Two people died on a Japanese bullet train traveling from Tokyo to Osaka on Tuesday when a 70-year-old man poured a flammable liquid over his body and set himself on fire in the first carriage of the train. A woman in her 50s was found dead from smoke inhalation at the end of the car, and several people were injured, according to the government and local media reports.
Roughly 1,000 people were on board, and two passengers' injuries were serious. An unknown number of others suffered from smoke inhalation and other injuries.
Japan's Shinkansen bullet trains have a strong safety record, and no one has been killed in a crash in their half-century of operation. But Tuesday's incident was a reminder that passengers are vulnerable to the unpredictable behavior of fellow riders. The incident created a huge stir in Japan, where the Shinkansen is generally regarded as supremely safe.

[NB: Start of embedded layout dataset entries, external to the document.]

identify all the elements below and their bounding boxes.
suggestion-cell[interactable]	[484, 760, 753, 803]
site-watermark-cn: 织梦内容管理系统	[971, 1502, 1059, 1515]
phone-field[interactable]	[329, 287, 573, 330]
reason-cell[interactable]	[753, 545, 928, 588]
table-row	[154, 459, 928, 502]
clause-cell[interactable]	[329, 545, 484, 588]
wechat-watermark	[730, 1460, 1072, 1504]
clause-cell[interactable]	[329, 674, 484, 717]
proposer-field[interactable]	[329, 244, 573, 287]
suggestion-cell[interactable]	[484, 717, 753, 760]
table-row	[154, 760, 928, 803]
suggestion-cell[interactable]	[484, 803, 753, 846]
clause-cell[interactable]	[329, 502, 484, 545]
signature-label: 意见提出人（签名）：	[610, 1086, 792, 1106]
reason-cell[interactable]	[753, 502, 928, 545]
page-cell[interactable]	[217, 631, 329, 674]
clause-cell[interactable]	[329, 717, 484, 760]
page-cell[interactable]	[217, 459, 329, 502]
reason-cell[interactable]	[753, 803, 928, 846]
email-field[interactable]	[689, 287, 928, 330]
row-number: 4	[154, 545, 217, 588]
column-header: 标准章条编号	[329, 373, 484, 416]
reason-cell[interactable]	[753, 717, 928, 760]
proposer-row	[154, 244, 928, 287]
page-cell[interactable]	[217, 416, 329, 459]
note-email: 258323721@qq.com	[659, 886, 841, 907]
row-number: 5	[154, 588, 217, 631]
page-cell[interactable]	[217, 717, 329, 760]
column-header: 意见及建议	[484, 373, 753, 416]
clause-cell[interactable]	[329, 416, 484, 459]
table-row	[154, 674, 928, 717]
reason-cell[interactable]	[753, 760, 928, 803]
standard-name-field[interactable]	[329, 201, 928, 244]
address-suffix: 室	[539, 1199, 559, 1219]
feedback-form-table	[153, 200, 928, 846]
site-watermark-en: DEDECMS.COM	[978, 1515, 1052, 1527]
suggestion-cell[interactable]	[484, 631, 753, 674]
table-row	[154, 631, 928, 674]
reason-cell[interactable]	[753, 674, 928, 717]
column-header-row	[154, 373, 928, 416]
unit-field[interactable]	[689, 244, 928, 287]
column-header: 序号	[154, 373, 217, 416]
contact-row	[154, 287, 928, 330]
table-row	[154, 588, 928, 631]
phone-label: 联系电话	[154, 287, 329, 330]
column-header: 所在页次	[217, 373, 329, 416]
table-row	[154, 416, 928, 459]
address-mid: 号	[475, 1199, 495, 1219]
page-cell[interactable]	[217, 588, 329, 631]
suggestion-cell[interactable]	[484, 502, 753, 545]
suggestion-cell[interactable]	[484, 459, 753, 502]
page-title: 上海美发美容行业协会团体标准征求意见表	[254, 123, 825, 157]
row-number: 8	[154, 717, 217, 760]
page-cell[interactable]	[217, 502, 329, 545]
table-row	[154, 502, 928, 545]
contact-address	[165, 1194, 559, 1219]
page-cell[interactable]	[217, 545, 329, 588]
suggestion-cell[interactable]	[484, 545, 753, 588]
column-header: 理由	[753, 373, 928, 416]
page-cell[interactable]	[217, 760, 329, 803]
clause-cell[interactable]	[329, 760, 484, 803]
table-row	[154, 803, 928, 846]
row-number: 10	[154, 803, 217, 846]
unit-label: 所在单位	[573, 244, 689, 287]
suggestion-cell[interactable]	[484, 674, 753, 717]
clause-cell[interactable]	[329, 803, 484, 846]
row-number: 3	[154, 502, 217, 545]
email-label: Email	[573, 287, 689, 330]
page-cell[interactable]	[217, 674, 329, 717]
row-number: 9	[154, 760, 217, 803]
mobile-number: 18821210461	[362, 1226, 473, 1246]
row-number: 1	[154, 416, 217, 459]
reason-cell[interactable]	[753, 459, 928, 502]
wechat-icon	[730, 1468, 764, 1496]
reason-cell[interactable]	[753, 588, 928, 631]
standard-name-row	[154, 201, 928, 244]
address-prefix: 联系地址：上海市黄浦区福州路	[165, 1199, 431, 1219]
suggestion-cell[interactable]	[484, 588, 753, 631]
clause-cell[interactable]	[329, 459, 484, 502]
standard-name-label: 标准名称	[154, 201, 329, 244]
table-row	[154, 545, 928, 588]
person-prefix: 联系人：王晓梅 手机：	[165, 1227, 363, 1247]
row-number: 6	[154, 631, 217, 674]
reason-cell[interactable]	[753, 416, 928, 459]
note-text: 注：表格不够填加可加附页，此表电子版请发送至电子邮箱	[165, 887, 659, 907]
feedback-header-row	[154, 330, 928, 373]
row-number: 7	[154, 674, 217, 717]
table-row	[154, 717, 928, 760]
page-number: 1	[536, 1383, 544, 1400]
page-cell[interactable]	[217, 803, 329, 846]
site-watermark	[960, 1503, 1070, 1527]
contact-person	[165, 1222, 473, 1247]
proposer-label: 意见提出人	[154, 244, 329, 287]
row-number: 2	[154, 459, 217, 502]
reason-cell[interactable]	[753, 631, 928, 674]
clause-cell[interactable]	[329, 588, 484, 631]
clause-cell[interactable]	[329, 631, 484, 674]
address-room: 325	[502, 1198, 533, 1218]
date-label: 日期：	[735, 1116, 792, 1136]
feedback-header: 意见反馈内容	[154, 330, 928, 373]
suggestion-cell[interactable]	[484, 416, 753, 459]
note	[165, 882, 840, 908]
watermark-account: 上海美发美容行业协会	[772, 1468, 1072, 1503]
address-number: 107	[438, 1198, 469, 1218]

The Nozomi Shinkansen Express train was between the Shin-Yokohama and Odawara stations when a passenger in the first car activated the emergency alarm at 11:30 a.m. The driver brought the train to a halt. Passengers uploaded photos to social media sites of the train filled with bluish-gray smoke. All trains on the line were stopped temporarily.
NHK, the national broadcaster, quoted a woman in her 60s who said she encountered the man shortly before he set himself on fire.
"The man came to my seat and said, 'I just picked this money up, so you can have it,' and put several 1,000-yen bills on the seat-back table. 'I don't need it,' I told him, and the man started walking aimlessly down the aisle, pouring on himself what looked like oil," she said. "I told him to stop, and he said, 'You're in danger, too, so please escape,' and I ran to the back of the train. In that time, the man set himself on fire."
The Shinkansen train network is the connective tissue of the country, running through most major cities in Japan. The network operates with great punctuality, serving almost 400,000 passengers daily. Prime Minister
It was not clear why the man set himself on fire. No suicide note has been found, authorities said. The man was not publicly identified.
Japan has a high suicide rate, and train stations have taken numerous preventive measures to discourage people from jumping in front of trains. But self-immolations are rare in Japan.
However, in June 2014, a former taxi driver set himself on fire across from Tokyo's Shinjuku station in protest of Abe's proposal to revise the constitution and expand the powers of Japan's self-defense forces; he survived. And last November, a man set himself on fire in Tokyo's Hibiya Park, close to many government buildings. Before his death, he sent a note of protest to the government and the media, demanding that Abe and the government cease their plans for new security laws.
While there has never been a Shinkansen crash, there have been several violent incidents related to the train. In August 1993, a 27-year-old man high on methamphetamines riding the Shinkansen fatally stabbed a businessman and seriously injured a police officer. In February 1995, there was an attempted murder on the Tokaido Shinkansen.
In 1998, bullets were fired in a restroom of the Nagano Shinkansen. And in 2002, shots were fired at the train. In both cases, there were no injuries.
There have been other suicides on the bullet trains, including one in 2007 and another in February 2009; in that case, a man managed to pry open the doors of a train running 120 mph and jumped to his death. The year 2008 was marked by a series of attempted suicides and people toying with the doors, causing the trains to make emergency stops.